My nephew Noah has a new film out called While We’re Young. It appears to be a story about two documentary filmmakers who become friends and help each other, but what it really turns out to be is a meditation on art and success and what will one do to achieve success.

We Baumbachs come from a family of artists who struggle with what it means to be a pure artist and what is selling out. I managed to avoid this when, in my early 20s, I decided to peruse photography — so I went into commercial photography. There was no need for art, only success.

However, I soon lost the love of taking photographs and went on to other things. When I got back into photography some 20+ years later I decided to avoid the art/success conundrum in another way. I didn’t leave my job as a computer programmer and continued to make my living that way.

Being on the outside looking in, so to speak, I see a lot of compromises that surprise and disappoint me, mostly by photographers who are well known doing me-too shots. I suppose this is what we have to do to make a living.

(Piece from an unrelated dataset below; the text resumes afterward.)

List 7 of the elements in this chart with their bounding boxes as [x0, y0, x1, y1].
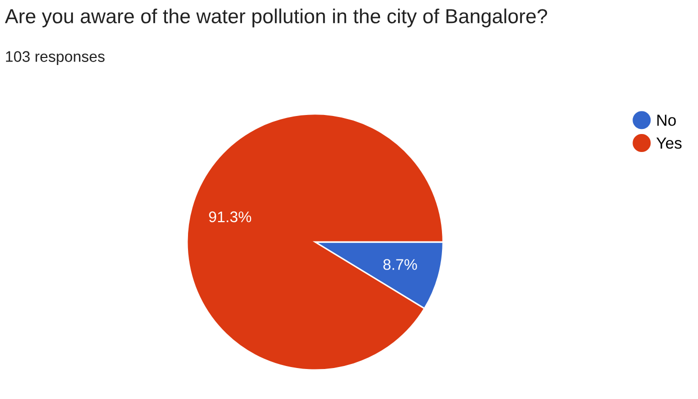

I would love to show only what I think is my best work on my web site. The site would probably be a lot slimmer. The problem is that a lot of what I sell isn’t what I consider my best work. Some of it is mediocre shots of well known places that I believe is done better by others, but they sell. The other problem is that I’ll be the first to agree with the contention that artists are the worst judge of their own work. So, as much as I don’t like it, my web site currently stays as it is.

One thing I did take away from Noah’s movie is that it’s one thing to be a pure artist, but being an introvert does not contribute to getting one’s work to be seen. In that respect, I’ll try to express myself with words more and more publicly.

So, hopefully, this mostly dormant blog will become more active again.

~ by danbaumbach on April 18, 2015.

One Response to “Art and Success”

  1. I fault no-one who sorts out the difficult business of photography by selling prints of popular locales. More power to them. What I detest, however, is the use of already-seen images to claim professionalism. It’s the biggest lie of all – the one we tell ourselves. Images of already-seen places captured beneath rosy sunsets are not enough to make one accomplished or “professional”, and those who perpetrate this myth do a disservice to others still finding their way to authentic image-making. I wrote about this on my site, in a post called The Wilderness Within. In any case, I appreciate your honesty here, and the images, even if they’re not you’re big sellers.